“Carole, have you seen the dogwood tree outside the dining room windows?” Keith asked one morning in late August. “You really should get a picture now before it changes.”
“It’s drizzling, and the light’s not that good,” I replied.
“If you wait until conditions are perfect, you’ll miss your chance.”
I muttered to myself for a while then took out my camera and shot a few pictures including this one. No bad, I thought. And darned if Keith’s wasn’t right. That afternoon, sunlight returned but the red leaves were gone.
Last week’s post reached back with nostalgia tinted with gratitude and loss. Thoughts about the past can distract us from our enjoyment of the present and fool us into believing our future will never come. Nature tells us truth about the world. The cycle of life embraces loss as a means for renewal, like taking memories out of closets to remind us who we are and where we’ve been while making space for new, artful, more realistic and fitting suits of clothing.

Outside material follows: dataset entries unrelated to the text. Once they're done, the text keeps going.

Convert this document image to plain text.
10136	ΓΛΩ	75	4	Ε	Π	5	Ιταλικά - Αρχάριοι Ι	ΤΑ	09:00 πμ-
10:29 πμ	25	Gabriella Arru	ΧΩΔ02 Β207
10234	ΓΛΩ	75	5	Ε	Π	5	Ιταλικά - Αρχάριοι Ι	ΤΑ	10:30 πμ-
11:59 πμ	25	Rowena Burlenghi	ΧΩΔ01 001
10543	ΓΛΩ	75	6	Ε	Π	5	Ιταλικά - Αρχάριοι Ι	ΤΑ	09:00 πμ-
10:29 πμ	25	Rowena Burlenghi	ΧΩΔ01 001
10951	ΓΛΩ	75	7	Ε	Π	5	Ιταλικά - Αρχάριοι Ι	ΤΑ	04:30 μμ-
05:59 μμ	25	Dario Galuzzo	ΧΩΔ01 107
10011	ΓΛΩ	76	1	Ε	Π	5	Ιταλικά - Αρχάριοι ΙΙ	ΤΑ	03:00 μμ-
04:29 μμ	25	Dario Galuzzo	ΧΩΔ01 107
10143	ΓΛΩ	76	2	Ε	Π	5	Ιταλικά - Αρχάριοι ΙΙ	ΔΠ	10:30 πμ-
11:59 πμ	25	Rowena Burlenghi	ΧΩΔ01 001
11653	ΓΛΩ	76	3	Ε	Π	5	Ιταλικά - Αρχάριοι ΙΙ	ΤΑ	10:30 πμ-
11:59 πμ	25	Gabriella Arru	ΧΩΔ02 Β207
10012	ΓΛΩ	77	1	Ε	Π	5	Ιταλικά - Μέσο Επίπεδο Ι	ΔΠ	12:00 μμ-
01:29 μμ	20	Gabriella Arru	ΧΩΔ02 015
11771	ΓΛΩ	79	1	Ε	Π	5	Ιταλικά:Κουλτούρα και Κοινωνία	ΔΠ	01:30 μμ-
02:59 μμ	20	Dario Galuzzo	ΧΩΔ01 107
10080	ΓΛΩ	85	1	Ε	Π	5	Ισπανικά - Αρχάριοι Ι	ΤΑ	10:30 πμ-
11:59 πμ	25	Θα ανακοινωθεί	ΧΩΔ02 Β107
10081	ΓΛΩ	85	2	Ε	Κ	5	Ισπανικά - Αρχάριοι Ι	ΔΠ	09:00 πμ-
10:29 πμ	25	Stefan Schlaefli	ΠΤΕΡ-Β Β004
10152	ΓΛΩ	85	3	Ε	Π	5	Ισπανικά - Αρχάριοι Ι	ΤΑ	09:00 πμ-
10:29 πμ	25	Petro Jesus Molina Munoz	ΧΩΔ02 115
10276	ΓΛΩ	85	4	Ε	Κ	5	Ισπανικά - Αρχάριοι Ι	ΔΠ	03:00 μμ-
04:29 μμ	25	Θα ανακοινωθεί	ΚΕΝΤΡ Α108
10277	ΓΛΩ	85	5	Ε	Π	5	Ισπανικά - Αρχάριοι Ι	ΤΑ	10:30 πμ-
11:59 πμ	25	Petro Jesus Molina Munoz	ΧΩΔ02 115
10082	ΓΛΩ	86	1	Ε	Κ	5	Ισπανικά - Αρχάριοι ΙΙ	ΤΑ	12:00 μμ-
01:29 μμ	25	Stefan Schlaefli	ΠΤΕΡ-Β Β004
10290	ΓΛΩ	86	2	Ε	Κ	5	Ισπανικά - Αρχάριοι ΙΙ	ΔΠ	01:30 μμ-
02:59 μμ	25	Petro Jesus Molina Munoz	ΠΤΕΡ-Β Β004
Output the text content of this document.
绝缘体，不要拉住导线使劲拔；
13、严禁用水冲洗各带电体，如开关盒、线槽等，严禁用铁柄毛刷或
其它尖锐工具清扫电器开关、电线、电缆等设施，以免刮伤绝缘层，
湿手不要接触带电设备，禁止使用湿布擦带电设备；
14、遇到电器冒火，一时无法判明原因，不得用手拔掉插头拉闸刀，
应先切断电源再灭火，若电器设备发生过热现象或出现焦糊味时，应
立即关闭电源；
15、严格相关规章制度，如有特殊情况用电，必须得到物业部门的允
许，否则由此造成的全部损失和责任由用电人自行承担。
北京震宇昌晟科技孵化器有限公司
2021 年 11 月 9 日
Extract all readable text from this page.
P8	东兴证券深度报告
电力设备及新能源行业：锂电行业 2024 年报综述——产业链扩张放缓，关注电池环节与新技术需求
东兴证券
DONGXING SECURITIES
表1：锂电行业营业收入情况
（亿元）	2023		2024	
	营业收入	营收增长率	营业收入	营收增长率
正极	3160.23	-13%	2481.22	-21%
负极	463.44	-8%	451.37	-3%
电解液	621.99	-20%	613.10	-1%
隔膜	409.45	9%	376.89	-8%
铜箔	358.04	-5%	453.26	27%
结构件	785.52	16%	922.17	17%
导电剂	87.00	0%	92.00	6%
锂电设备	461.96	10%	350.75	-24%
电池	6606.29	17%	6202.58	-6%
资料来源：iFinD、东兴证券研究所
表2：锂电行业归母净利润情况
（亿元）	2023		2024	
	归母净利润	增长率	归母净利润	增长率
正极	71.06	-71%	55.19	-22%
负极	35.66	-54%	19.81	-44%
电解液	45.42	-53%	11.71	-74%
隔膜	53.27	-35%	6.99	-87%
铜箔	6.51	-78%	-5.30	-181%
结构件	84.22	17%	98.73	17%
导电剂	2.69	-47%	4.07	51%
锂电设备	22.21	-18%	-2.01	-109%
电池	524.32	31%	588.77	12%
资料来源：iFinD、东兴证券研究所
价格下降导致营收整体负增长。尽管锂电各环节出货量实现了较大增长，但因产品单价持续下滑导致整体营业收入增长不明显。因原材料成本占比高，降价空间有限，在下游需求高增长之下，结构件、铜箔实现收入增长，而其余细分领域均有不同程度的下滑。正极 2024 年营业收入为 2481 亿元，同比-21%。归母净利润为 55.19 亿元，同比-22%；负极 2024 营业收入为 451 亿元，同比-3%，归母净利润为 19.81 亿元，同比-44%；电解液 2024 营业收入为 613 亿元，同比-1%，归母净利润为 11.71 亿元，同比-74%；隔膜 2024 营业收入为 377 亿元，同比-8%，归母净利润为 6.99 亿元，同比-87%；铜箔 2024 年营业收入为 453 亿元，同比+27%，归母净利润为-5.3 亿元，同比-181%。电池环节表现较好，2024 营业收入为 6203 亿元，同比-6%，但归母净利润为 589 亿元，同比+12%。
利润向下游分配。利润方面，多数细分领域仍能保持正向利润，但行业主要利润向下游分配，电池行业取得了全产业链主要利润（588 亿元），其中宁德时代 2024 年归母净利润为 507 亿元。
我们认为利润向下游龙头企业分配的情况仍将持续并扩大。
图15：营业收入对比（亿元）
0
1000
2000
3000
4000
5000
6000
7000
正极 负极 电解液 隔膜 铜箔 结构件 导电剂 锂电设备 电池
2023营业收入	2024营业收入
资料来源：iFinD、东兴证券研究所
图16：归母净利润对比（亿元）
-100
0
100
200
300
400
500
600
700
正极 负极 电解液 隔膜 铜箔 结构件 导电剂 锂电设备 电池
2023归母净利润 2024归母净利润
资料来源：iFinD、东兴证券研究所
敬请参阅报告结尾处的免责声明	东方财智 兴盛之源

In his commencement talk at Columbia University School of the Arts on May 21, 2014, New Yorker Magazine theater critic Hilton Als said, “I’ve never believed, not for one second, that art is created out of avoiding the world and it various realities. If you avoid that, you avoid life, which is your source material, you dishonor your ghosts in the sunlight…” referring to Truman Capote’s metaphor about the convergence of memory and reality.
As I gaze at the dogwood tree, a favorite perch for hummingbirds between trips to the feeder here at Vanaprastha, I wonder at the glorious colors of change. Soon the hummingbirds will be gone, as will the leaves, and other birds will feed upon the dogwood berries.
And Keith and I will have almost unobstructed views of the Rockfish Valley again this fall and many opportunities to enjoy the present time, together in the autumn of our lives.